The news that the bluebell drive at West Woods has had to be cancelled because of the wet weather will be especially disappointing to those who will now be unable to see them in all their glory.
Bluebell woods are one of the real wonders of England in the Spring and for many of us a visit to West Woods can feel like an important ritual that marks the month of May. One of the things that always strikes me when I go is that it feels as if I am seeing them for the first time. The particular combination of pale green beech trees and the hazy tone of the blue bells may be the same each year, but somehow I can never quite remember it.
Equally, the different shades of green that abound at this time of year elude the memory so that each year can seem like ‘the best ever’ because each year feels like the first!

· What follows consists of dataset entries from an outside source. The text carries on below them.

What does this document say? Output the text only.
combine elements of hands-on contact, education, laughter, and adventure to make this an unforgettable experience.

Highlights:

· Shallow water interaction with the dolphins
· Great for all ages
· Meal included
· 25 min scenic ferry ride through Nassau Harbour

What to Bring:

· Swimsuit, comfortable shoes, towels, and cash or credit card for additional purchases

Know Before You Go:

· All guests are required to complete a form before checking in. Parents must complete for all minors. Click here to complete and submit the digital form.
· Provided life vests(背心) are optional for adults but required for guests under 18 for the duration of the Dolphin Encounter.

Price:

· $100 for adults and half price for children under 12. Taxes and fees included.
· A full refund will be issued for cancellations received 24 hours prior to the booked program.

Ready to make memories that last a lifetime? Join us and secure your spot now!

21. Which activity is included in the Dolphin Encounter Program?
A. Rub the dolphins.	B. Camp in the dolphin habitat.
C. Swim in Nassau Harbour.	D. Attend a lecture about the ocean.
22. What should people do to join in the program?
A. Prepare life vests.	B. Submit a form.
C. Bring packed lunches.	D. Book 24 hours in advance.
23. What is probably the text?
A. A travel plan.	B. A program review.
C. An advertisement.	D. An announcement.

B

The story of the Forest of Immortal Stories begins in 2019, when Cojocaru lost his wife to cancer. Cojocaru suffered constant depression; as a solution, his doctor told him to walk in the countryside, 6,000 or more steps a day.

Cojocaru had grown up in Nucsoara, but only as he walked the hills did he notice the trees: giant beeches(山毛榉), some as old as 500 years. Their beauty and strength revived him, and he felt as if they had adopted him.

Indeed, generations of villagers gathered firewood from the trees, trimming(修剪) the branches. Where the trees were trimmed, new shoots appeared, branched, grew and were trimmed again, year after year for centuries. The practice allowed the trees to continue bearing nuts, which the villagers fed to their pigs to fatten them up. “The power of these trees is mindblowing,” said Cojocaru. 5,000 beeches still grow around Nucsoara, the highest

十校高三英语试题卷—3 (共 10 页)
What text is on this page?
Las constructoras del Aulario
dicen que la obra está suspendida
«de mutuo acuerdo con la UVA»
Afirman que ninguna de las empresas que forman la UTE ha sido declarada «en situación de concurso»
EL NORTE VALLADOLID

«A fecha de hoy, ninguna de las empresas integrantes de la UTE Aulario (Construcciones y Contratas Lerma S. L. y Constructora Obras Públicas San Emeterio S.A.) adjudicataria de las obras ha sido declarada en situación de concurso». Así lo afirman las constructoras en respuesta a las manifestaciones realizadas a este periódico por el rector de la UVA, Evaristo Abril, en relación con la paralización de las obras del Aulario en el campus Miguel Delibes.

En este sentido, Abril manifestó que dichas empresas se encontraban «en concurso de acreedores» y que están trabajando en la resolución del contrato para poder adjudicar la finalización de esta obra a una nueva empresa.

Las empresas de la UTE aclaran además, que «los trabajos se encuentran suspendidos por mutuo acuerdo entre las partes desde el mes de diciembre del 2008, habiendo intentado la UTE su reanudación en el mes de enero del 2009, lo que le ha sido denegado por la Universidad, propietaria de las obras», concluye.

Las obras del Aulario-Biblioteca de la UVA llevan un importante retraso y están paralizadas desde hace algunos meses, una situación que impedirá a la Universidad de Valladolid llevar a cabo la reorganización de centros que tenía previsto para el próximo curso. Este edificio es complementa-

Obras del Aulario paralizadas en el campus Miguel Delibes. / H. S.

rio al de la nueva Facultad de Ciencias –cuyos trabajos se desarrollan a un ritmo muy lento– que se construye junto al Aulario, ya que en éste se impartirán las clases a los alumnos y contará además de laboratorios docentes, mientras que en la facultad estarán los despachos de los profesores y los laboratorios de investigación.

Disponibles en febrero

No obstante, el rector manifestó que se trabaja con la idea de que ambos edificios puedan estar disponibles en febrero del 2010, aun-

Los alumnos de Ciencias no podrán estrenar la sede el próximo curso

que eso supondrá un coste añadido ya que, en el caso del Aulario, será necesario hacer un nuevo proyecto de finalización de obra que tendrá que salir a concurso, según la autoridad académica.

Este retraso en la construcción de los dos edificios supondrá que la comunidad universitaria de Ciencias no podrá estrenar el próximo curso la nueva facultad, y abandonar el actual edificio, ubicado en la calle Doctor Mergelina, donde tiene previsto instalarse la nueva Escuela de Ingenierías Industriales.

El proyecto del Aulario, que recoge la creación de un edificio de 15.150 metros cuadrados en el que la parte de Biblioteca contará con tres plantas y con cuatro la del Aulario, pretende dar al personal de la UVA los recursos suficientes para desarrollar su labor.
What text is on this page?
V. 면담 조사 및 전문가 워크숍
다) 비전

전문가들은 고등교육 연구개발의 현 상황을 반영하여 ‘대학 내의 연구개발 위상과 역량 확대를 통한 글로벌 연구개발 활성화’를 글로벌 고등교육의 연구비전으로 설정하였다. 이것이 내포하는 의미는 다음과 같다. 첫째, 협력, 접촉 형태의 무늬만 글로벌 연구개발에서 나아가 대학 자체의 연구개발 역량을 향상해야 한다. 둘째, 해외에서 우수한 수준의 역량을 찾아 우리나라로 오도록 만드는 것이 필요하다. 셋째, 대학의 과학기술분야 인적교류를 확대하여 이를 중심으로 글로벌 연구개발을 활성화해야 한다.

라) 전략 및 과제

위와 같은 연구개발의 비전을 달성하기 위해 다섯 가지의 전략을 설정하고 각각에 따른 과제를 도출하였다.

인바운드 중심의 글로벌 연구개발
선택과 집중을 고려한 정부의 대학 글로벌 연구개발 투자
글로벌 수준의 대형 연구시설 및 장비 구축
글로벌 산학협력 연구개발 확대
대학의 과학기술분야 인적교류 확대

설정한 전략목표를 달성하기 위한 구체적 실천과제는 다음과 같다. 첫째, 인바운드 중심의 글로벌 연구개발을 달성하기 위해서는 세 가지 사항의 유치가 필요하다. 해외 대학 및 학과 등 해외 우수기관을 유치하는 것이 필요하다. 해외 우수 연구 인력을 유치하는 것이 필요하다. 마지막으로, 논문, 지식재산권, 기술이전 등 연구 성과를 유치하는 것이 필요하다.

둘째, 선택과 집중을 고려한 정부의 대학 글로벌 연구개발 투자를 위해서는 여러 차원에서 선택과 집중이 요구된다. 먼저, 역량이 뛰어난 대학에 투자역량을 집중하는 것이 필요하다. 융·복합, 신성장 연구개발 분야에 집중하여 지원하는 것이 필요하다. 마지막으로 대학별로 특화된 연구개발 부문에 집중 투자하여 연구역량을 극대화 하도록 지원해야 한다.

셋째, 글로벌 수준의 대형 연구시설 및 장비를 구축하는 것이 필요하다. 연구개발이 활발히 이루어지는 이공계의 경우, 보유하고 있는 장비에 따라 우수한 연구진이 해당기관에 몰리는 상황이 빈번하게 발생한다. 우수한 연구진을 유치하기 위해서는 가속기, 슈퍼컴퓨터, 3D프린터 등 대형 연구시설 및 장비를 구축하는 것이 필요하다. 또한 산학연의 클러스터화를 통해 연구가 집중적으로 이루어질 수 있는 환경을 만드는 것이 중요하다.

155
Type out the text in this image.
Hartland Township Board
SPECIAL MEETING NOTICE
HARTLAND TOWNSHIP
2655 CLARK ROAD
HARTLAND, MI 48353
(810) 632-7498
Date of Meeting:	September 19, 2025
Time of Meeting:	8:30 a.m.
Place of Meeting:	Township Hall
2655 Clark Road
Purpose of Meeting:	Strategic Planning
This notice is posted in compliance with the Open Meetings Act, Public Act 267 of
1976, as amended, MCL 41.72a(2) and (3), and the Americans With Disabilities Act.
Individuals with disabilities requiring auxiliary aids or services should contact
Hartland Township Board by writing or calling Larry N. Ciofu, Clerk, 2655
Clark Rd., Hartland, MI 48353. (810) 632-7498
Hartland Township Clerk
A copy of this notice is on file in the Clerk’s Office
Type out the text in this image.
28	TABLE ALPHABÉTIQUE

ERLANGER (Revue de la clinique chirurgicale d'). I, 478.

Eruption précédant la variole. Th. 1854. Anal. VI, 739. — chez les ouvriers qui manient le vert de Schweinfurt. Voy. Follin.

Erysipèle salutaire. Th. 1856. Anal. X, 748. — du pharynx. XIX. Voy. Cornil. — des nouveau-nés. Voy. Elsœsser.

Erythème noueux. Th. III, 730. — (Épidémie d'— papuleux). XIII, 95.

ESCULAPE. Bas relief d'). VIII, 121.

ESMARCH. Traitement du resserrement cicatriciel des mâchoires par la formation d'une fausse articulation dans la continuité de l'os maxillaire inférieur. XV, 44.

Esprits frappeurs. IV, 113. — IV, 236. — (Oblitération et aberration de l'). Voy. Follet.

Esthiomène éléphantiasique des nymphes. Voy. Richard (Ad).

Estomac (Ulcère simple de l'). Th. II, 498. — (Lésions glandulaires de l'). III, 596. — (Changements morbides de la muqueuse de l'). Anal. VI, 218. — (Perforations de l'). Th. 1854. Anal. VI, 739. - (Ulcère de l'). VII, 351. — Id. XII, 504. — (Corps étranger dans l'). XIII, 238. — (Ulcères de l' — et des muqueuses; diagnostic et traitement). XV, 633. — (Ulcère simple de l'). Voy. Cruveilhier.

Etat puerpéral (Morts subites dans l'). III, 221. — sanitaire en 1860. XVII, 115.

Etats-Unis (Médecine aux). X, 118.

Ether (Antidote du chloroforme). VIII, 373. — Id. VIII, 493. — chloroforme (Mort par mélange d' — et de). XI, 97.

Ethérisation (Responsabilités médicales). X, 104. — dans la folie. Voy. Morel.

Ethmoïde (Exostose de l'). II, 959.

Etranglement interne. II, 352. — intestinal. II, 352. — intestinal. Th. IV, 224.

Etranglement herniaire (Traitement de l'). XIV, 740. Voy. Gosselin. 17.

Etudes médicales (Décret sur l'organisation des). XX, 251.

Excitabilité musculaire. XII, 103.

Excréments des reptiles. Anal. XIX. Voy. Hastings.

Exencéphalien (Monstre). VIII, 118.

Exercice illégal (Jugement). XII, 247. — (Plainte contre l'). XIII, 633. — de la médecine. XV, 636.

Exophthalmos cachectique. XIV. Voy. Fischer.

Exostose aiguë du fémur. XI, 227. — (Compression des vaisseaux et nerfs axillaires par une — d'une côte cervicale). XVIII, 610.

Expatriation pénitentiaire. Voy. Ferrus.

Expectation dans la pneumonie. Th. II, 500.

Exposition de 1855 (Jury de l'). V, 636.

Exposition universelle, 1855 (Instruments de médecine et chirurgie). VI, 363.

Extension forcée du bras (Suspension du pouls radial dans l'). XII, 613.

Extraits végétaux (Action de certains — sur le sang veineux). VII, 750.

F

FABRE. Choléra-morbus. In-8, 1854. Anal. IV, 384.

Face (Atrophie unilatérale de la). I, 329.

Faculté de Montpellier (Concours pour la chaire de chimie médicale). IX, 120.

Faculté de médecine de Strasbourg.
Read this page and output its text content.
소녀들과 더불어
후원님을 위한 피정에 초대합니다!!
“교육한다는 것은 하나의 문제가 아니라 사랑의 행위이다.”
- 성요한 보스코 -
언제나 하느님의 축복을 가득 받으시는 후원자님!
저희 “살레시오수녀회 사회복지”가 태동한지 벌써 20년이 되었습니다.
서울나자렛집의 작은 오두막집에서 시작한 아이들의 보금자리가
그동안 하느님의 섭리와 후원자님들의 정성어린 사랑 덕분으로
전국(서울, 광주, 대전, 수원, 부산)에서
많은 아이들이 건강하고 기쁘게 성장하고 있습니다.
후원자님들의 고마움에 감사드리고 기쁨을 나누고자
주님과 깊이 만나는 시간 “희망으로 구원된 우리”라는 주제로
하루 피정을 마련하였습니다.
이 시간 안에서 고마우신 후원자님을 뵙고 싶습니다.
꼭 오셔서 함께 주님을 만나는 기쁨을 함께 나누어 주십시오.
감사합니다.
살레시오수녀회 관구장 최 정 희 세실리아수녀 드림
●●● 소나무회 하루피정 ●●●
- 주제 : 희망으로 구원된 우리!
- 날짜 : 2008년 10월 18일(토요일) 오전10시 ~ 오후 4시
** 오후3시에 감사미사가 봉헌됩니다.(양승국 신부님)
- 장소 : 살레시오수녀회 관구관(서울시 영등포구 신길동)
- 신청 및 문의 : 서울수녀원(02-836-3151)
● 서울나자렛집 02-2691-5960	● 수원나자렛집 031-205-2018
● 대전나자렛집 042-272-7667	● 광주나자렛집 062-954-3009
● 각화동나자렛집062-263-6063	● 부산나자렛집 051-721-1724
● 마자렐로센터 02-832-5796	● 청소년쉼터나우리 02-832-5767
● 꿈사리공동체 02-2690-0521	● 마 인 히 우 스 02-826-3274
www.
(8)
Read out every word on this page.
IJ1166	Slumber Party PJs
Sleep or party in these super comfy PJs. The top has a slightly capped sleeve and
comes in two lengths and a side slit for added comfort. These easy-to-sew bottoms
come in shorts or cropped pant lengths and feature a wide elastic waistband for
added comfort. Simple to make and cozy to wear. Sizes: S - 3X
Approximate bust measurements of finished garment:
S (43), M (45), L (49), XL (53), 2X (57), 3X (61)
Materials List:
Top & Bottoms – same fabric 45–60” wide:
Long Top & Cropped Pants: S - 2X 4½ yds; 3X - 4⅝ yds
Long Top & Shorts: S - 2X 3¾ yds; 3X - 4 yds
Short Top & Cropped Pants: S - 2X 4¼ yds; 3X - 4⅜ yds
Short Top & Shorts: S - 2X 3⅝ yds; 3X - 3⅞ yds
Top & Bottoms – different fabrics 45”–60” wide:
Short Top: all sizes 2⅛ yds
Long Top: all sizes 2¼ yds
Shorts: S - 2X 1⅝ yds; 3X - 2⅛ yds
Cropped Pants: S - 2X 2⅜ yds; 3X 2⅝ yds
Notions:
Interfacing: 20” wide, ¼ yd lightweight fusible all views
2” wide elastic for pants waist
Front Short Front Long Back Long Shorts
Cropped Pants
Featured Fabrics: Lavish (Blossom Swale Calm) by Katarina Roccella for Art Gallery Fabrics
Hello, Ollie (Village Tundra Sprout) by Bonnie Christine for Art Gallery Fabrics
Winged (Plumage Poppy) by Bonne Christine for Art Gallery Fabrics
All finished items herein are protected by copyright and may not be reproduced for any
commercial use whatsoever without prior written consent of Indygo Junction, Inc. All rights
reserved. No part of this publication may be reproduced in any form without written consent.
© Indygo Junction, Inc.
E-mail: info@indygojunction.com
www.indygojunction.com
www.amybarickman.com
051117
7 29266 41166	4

Usually in life, we are anxious if we think our memory isn’t as good as it once was and we find ourselves wracking our brains to remember this name or that place. But the wonders of Spring seem to me to be enhanced by our inability to remember them fully, so much so that forgetting is a strange form of gift.
Perhaps it stems from the fact that what we are looking at is so intensely alive and can only be properly responded to in the present moment. Part of the power lies in the fact that the moment cannot be ‘captured’.
The poet Gerard Manley Hopkins is one of Britain’s greatest writers about nature and would emphasize the way that when we really look at something and see it properly, we can get the feeling that it is looking back at us. In his journal of May 18 1870, he wrote
I do not think that I have ever seen anything more beautiful than the bluebell I have been looking at. I know the beauty of the Lord by it. Its inscape is mixed of strength and grace, like an ash tree.
Hopkins developed the word ‘inscape’ to emphasize the particularity or quintessence of a thing, ‘the thisness-and-not thatness’ of something. Related to this, Hopkins also wrote of ‘instress’ by which he meant the power (of God) that keeps individuality in being.
For Hopkins and for many people of faith the natural world thus points beyond itself and bears God’s signature. But all of us, whether people of faith or not, can delight in the beauty of West (and other!) Woods and look forward to the fact that no matter how many times we may have been here before we will discover it as if for the first time. A happy form of forgetting indeed!